# PMCGrab - From PubMed Central ID to AI-Ready JSON in Seconds
[](https://pypi.org/project/pmcgrab/) [](https://pypi.org/project/pmcgrab/) [](https://rajdeepmondaldotcom.github.io/pmcgrab/) [](https://github.com/rajdeepmondaldotcom/pmcgrab/actions) [](https://github.com/rajdeepmondaldotcom/pmcgrab/blob/main/LICENSE)
Every AI workflow that touches biomedical literature hits the same wall:
1. **Download** PMC XML hoping it’s “structured.”
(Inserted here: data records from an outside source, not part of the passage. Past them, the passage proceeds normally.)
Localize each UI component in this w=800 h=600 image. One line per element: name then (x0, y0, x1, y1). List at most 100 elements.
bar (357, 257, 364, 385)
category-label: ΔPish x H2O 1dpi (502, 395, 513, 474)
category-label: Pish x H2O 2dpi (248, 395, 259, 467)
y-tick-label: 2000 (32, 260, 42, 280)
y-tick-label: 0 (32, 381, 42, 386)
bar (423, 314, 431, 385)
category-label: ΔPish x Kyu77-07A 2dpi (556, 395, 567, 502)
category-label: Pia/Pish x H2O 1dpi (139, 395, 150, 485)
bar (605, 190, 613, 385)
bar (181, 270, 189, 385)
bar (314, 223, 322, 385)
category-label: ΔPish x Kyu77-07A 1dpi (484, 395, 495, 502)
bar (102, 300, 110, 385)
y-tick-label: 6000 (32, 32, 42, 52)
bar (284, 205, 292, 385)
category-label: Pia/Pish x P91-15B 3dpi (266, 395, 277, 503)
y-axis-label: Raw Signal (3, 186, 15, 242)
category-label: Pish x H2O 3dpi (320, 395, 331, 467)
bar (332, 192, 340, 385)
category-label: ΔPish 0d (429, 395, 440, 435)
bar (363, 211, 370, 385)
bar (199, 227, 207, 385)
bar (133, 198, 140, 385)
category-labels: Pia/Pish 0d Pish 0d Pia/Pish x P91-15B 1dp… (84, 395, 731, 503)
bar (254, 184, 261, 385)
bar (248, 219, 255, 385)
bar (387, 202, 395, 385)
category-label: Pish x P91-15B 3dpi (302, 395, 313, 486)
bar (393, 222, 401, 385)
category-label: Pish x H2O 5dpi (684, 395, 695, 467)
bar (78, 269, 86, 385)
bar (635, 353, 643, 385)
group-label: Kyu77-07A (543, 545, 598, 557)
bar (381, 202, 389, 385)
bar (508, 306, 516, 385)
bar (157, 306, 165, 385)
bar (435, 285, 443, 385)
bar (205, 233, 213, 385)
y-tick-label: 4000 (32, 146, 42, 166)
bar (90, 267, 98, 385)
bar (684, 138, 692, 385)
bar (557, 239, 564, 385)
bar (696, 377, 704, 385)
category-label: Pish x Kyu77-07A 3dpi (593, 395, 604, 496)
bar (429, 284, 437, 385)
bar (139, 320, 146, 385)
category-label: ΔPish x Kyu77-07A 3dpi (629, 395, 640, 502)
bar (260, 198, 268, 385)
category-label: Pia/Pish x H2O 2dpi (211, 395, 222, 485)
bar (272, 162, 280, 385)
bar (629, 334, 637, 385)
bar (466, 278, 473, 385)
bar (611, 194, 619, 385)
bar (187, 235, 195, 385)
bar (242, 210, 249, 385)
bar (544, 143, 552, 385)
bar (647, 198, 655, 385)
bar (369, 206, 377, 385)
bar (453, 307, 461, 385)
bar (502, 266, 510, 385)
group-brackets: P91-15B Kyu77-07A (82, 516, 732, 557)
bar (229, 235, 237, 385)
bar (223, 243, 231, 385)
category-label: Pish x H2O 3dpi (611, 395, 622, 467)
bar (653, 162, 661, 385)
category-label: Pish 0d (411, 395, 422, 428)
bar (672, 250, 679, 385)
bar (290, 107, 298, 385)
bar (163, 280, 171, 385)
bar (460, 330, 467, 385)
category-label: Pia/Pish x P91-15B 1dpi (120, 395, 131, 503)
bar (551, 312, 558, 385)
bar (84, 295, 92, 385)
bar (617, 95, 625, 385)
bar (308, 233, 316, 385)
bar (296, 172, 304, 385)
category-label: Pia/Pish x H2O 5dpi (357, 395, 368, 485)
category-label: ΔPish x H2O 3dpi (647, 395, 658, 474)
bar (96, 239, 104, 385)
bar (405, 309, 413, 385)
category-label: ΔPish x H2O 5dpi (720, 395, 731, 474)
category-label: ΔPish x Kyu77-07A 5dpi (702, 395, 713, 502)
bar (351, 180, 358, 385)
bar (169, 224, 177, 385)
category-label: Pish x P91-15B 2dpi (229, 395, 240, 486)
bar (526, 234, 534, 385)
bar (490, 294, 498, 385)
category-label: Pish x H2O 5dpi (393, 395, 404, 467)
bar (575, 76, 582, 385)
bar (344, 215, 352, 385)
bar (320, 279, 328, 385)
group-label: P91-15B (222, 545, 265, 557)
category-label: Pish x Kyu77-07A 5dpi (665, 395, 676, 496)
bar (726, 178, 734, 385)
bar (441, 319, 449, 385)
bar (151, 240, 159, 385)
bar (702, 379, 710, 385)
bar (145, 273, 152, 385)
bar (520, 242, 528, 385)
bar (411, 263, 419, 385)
2. **Fight** nested tags, footnotes, figure refs, and half-broken links.
3. **Hope** your regex didn’t blow away the Methods section you actually need.
That wall steals hours from **RAG pipelines, knowledge-graph builds, LLM fine-tuning-any downstream AI task**.
**PMCGrab knocks it down.** Feed the tool a list of PMC IDs and get back clean, section-aware JSON you can drop straight into a vector DB or LLM prompt.
---
## The Hidden Cost of “I’ll Just Parse It Myself”
| Task | Manual / ad-hoc | **PMCGrab** |
| --------------------------- | ----------------------- | ------------------------------ |
| Install dependencies | 5–10 min | **≈ 2 s** (`uv add pmcgrab`) |
| Convert one article to JSON | 15–30 min | **≈ 3 s** |
| Capture every IMRaD section | Hope & regex | **98 % detection accuracy\*** |
| Parallel processing | Bash loops & temp files | `--workers N` flag |
| Edge-case maintenance | Yours forever | **200 + tests**, active upkeep |
**_Evaluated on 7,500 PMC papers used in a disease-specific knowledge-graph pipeline._**
At \$50 /hour, hand-parsing 100 papers burns **\$1,000+**.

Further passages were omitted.